Laura Biagiotti Laura EDT is a dated floral with a heavy allergen load

Laura Biagiotti's Laura is a soft, slightly powdery floral EDT that has been kicking around since the early '90s, and the INCI reads exactly that way. There's nothing offensive in the formula, but it's heavy on EU-declared fragrance allergens and the longevity is modest — both of which make it hard to recommend at full retail when so many sharper, better-edited modern florals exist.
What it is
A 25 ml eau de toilette in the floral family, aimed at the everyday-signature-scent shopper. EDTs of this style are designed to sit close to the skin and fade within a few hours, which suits people who want something light for the office or warmer weather. The small bottle size makes it a reasonable way to test the scent before committing to a larger format.
Key ingredients
The base is the standard alcohol denat. plus aqua carrier — appropriate for an EDT, since it flashes off cleanly and projects the parfum oils. What stands out on a short, eleven-line INCI is the sheer density of declared fragrance allergens: benzyl salicylate, alpha-isomethyl ionone, hydroxycitronellal (printed as the typo'd "hydroxycronellal"), citronellol, and benzyl alcohol. Hydroxycitronellal in particular is one of the most frequently flagged sensitizers in patch-test clinics and is now restricted under IFRA — its presence here is the clearest sign the formula hasn't been meaningfully reworked.
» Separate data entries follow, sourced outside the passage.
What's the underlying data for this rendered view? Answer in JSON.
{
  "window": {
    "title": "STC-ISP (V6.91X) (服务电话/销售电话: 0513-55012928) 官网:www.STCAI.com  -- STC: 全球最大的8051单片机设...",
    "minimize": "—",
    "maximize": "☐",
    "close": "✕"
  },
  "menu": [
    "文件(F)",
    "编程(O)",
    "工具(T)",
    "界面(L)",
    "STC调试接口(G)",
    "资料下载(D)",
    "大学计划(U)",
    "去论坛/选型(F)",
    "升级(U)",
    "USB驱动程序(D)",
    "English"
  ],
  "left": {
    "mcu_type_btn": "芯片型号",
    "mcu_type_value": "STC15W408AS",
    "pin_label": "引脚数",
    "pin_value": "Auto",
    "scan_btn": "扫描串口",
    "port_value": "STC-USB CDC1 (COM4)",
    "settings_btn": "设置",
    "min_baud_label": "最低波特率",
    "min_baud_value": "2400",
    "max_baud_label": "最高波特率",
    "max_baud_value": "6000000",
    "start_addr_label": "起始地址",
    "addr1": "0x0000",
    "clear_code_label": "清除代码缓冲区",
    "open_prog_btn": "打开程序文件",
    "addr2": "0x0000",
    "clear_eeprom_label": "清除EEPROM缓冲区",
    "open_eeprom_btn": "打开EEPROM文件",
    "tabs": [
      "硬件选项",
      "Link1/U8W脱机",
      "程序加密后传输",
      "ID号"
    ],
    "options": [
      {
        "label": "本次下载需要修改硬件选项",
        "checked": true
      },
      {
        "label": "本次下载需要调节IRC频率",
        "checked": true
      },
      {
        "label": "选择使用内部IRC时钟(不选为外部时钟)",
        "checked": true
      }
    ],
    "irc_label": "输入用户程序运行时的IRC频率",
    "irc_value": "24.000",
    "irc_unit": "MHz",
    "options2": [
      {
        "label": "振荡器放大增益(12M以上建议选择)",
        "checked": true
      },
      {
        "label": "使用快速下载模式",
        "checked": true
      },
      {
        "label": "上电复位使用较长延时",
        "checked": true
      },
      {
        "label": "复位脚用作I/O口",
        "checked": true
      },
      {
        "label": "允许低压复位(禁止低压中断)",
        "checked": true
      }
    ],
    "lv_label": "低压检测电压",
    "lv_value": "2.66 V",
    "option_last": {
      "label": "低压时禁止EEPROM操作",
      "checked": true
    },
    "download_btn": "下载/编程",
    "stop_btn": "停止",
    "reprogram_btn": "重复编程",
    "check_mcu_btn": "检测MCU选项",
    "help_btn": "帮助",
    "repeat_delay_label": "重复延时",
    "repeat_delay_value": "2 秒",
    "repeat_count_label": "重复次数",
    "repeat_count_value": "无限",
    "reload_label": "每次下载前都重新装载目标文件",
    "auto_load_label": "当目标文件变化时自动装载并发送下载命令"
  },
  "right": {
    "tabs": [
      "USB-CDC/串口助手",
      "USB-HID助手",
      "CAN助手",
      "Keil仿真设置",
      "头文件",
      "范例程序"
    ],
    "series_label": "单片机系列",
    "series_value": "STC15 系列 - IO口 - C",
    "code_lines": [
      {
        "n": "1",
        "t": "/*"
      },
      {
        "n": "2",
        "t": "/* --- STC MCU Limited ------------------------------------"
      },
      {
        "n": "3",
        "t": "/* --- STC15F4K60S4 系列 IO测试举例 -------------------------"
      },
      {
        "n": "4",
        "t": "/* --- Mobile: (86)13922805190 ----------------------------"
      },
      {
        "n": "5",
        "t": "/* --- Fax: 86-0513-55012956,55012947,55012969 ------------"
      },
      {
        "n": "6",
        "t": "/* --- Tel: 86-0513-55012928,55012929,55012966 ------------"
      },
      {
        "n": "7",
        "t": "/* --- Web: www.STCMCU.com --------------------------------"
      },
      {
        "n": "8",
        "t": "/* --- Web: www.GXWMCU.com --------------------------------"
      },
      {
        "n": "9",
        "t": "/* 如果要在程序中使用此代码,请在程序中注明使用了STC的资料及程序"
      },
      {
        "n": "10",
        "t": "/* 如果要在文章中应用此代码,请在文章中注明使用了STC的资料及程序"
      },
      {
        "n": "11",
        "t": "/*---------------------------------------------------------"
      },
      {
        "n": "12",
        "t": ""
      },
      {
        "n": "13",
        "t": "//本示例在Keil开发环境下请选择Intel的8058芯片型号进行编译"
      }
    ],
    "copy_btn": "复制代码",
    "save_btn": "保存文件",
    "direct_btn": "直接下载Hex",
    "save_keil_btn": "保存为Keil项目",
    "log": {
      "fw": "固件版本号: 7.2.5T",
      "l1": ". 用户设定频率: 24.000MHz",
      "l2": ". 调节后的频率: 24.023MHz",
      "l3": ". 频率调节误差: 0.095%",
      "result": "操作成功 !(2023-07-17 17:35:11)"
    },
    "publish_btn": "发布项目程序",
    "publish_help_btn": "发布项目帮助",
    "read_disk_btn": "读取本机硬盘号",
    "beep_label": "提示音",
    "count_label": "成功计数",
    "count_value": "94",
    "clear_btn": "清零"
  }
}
The INCI also lists ethylhexyl ethoxycinnamate and a garbled "diethyl amino hydroxybenzoyl oil, benzoate" (almost certainly diethylamino hydroxybenzoyl hexyl benzoate). Both are UV filters, and at these positions they're there to keep the juice from yellowing in the bottle rather than to do anything for your skin. That's a normal stabilizer choice, but the sloppy label transcription doesn't inspire confidence in the QC.
Who it's for, who should skip
If you already know you tolerate classic florals — the Anaïs Anaïs, Paris, and Trésor era — Laura sits comfortably in that lineage and may genuinely appeal. It's also reasonable for anyone wanting a low-projection scent for close-quarters environments where heavier modern florals would be overkill.
Skip it if you have a history of fragrance contact dermatitis or reactive skin: hydroxycitronellal, alpha-isomethyl ionone, citronellol, and benzyl salicylate together are precisely the stack dermatologists flag on patch panels. Skip it also if you want something sharp, contemporary, or long-lasting — this is a quiet, retro-leaning scent that fades quickly.
The verdict
Laura is competent at what it is: a soft '90s floral in a small, affordable EDT. But the formulation hasn't been updated to current allergen-awareness standards, projection is limited, and the label itself has transcription errors on two separate ingredients. If you have nostalgic attachment to the scent, the 25 ml is a low-risk way to revisit it. As a blind buy or a new signature, there are better-edited florals at the same price.